Hahah. I feel where you’re coming from, but I don’t take issue with people who cringe when they see someone doing something they wouldn’t do themselves. But I bet there are plenty of folks on here who wear a lot less safety gear than they would suggest other people wear. ;)
Lol, he has never used a block and tackle system, AND IT IS OBVIOUS.
Nice try there English, but when you are ready for true instruction, bring your stuff to me
You have a LOT of money in it obviously, but don't know how to use it!

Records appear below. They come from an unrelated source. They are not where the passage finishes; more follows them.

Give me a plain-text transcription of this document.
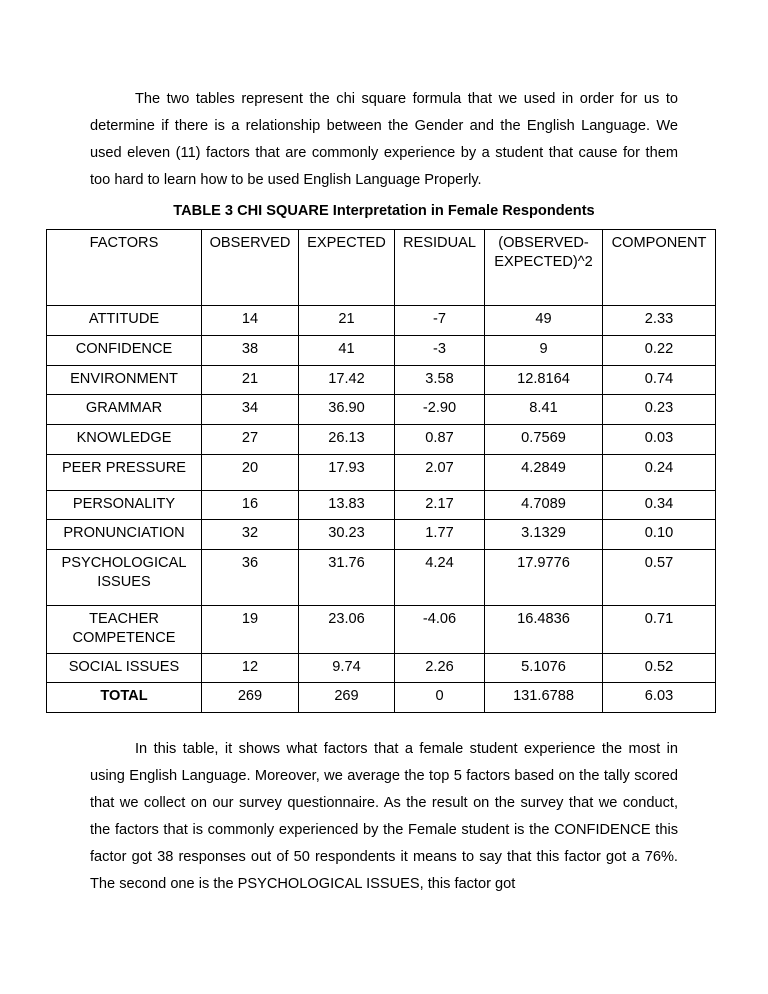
The two tables represent the chi square formula that we used in order for us to determine if there is a relationship between the Gender and the English Language. We used eleven (11) factors that are commonly experience by a student that cause for them too hard to learn how to be used English Language Properly.

TABLE 3 CHI SQUARE Interpretation in Female Respondents
FACTORS	OBSERVED	EXPECTED	RESIDUAL	(OBSERVED-EXPECTED)^2	COMPONENT
ATTITUDE	14	21	-7	49	2.33
CONFIDENCE	38	41	-3	9	0.22
ENVIRONMENT	21	17.42	3.58	12.8164	0.74
GRAMMAR	34	36.90	-2.90	8.41	0.23
KNOWLEDGE	27	26.13	0.87	0.7569	0.03
PEER PRESSURE	20	17.93	2.07	4.2849	0.24
PERSONALITY	16	13.83	2.17	4.7089	0.34
PRONUNCIATION	32	30.23	1.77	3.1329	0.10
PSYCHOLOGICAL ISSUES	36	31.76	4.24	17.9776	0.57
TEACHER COMPETENCE	19	23.06	-4.06	16.4836	0.71
SOCIAL ISSUES	12	9.74	2.26	5.1076	0.52
TOTAL	269	269	0	131.6788	6.03

In this table, it shows what factors that a female student experience the most in using English Language. Moreover, we average the top 5 factors based on the tally scored that we collect on our survey questionnaire. As the result on the survey that we conduct, the factors that is commonly experienced by the Female student is the CONFIDENCE this factor got 38 responses out of 50 respondents it means to say that this factor got a 76%. The second one is the PSYCHOLOGICAL ISSUES, this factor got
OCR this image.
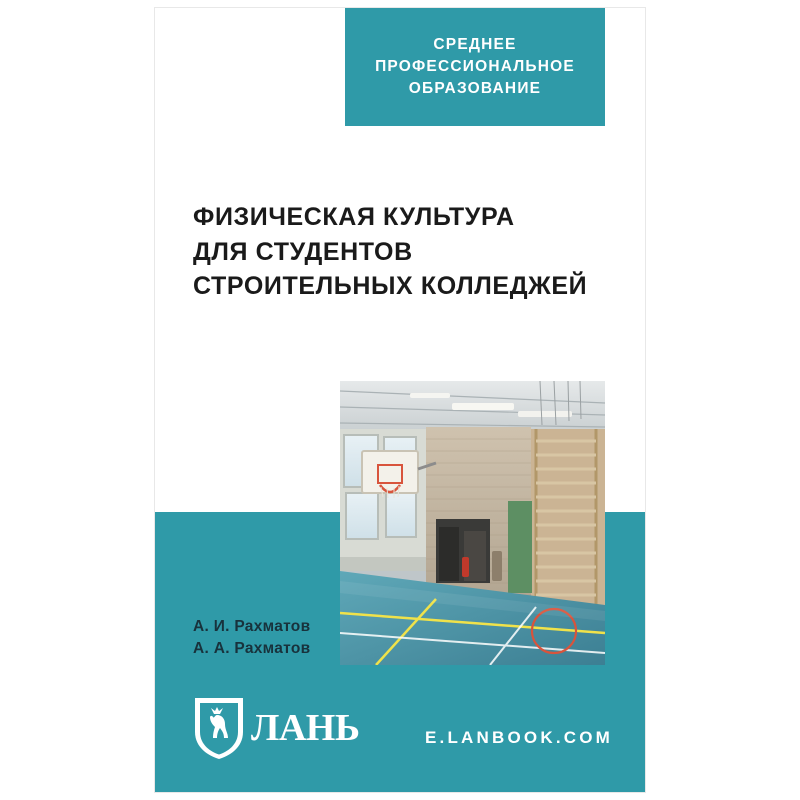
СРЕДНЕЕ
ПРОФЕССИОНАЛЬНОЕ
ОБРАЗОВАНИЕ
ФИЗИЧЕСКАЯ КУЛЬТУРА
ДЛЯ СТУДЕНТОВ
СТРОИТЕЛЬНЫХ КОЛЛЕДЖЕЙ
А. И. Рахматов
А. А. Рахматов
ЛАНЬ	E.LANBOOK.COM
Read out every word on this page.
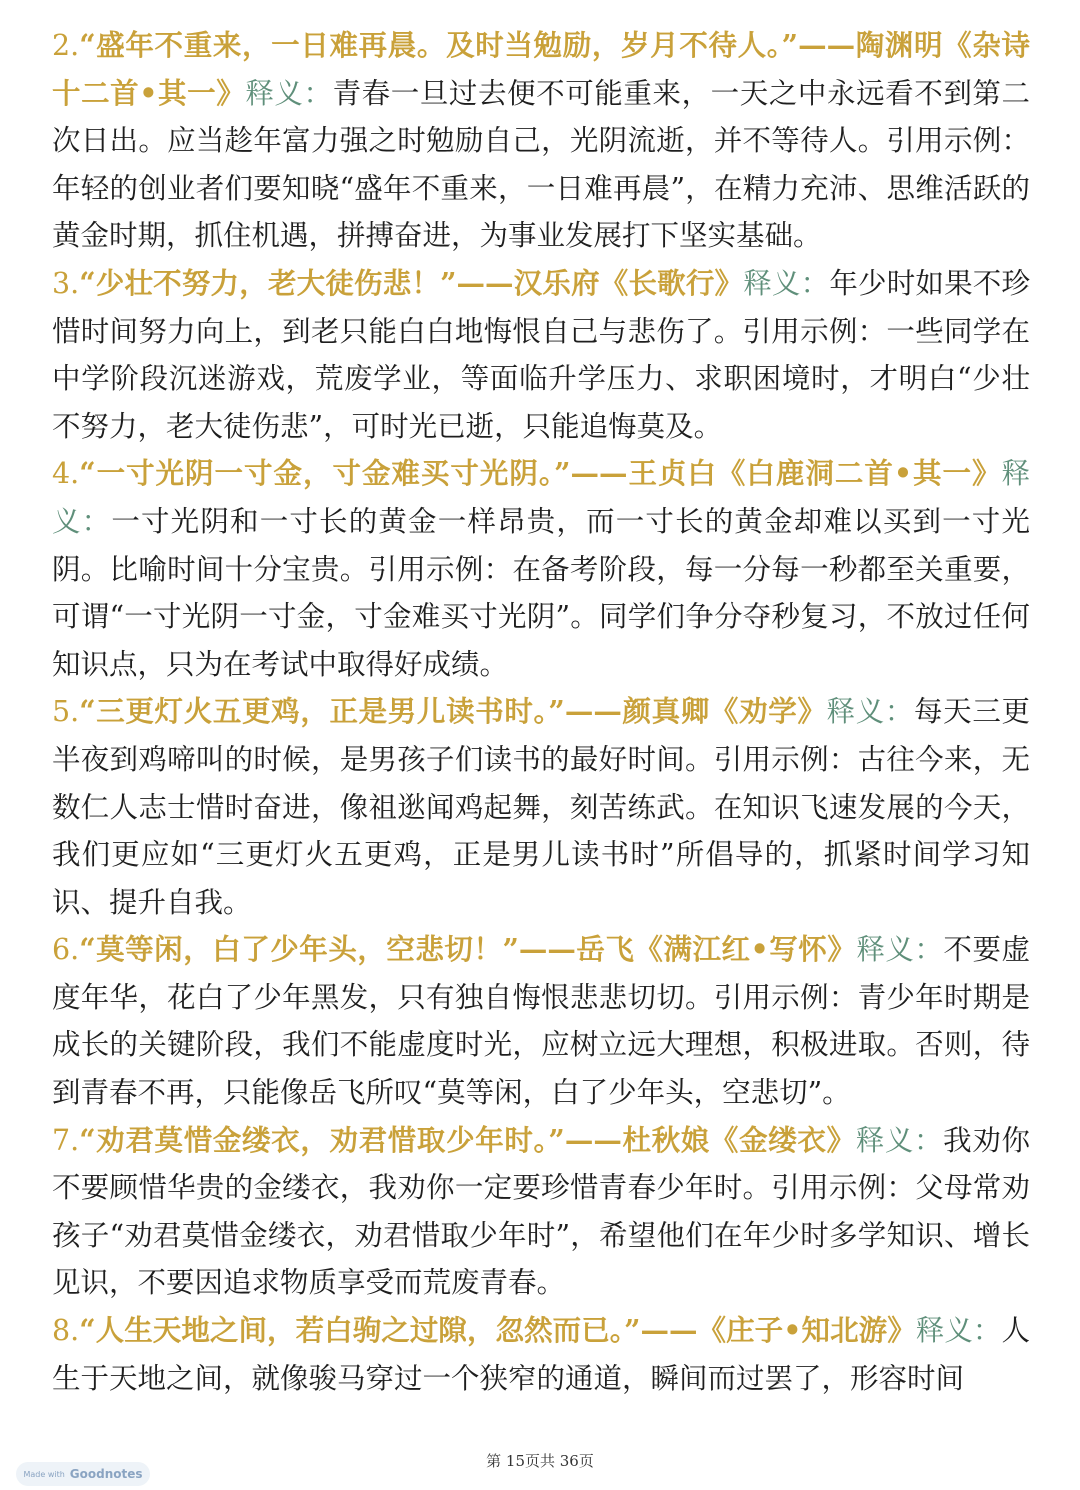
2.“盛年不重来，一日难再晨。及时当勉励，岁月不待人。”——陶渊明《杂诗十二首•其一》释义：青春一旦过去便不可能重来，一天之中永远看不到第二次日出。应当趁年富力强之时勉励自己，光阴流逝，并不等待人。引用示例：年轻的创业者们要知晓“盛年不重来，一日难再晨”，在精力充沛、思维活跃的黄金时期，抓住机遇，拼搏奋进，为事业发展打下坚实基础。

3.“少壮不努力，老大徒伤悲！”——汉乐府《长歌行》释义：年少时如果不珍惜时间努力向上，到老只能白白地悔恨自己与悲伤了。引用示例：一些同学在中学阶段沉迷游戏，荒废学业，等面临升学压力、求职困境时，才明白“少壮不努力，老大徒伤悲”，可时光已逝，只能追悔莫及。

4.“一寸光阴一寸金，寸金难买寸光阴。”——王贞白《白鹿洞二首•其一》释义：一寸光阴和一寸长的黄金一样昂贵，而一寸长的黄金却难以买到一寸光阴。比喻时间十分宝贵。引用示例：在备考阶段，每一分每一秒都至关重要，可谓“一寸光阴一寸金，寸金难买寸光阴”。同学们争分夺秒复习，不放过任何知识点，只为在考试中取得好成绩。

5.“三更灯火五更鸡，正是男儿读书时。”——颜真卿《劝学》释义：每天三更半夜到鸡啼叫的时候，是男孩子们读书的最好时间。引用示例：古往今来，无数仁人志士惜时奋进，像祖逖闻鸡起舞，刻苦练武。在知识飞速发展的今天，我们更应如“三更灯火五更鸡，正是男儿读书时”所倡导的，抓紧时间学习知识、提升自我。

6.“莫等闲，白了少年头，空悲切！”——岳飞《满江红•写怀》释义：不要虚度年华，花白了少年黑发，只有独自悔恨悲悲切切。引用示例：青少年时期是成长的关键阶段，我们不能虚度时光，应树立远大理想，积极进取。否则，待到青春不再，只能像岳飞所叹“莫等闲，白了少年头，空悲切”。

7.“劝君莫惜金缕衣，劝君惜取少年时。”——杜秋娘《金缕衣》释义：我劝你不要顾惜华贵的金缕衣，我劝你一定要珍惜青春少年时。引用示例：父母常劝孩子“劝君莫惜金缕衣，劝君惜取少年时”，希望他们在年少时多学知识、增长见识，不要因追求物质享受而荒废青春。

8.“人生天地之间，若白驹之过隙，忽然而已。”——《庄子•知北游》释义：人生于天地之间，就像骏马穿过一个狭窄的通道，瞬间而过罢了，形容时间

第 15页共 36页
Made with Goodnotes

lol battery operated chansaws suck if youre doing real cutting. Could have gotten yourself a nice Stihl for what you paid for that overpriced DeWalt
Also...next time you have a log and where you are cutting is elevated you dont have to go from the bottom...thats how you get your bar pinched. You were lucky to free it up after a couple yanks. Also...take the advice i read about steel toe boots...that first cut you made left logs at least 400 lbs. each. drop on those footsies you will have some great blooper footage
Hey thanks for sharing your opinion. I have many many reasons for not wanting (or needing) a gas chainsaw, but we all have our own reasons for the tools we choose.
That said, I would encourage you to take a look at the newer electrics (including the Stihl if you’re brand loyal) with an open mind. They may not fit every need, but there are definite benefits. The new 20” DeWalt outperforms 50cc gas saws on torque by over 2x, has the same peak performance cutting power as the 50cc Stihl 271 and the price is actually lower. ¯\_(ツ)_/¯
I use both regularly an yeah a gas one is a lot more powerful but I’ve felled many big trees with my makita battery one.
It’s a safer machine and much easier maintenance. Just a sharp chain, full batteries and some oil and your good to go. Sometimes you just need a quieter, less messy machine that will do the job.
@torque8899 I totally agree, just because sledge hammers exist, doesn’t mean you need one to pound down a nail.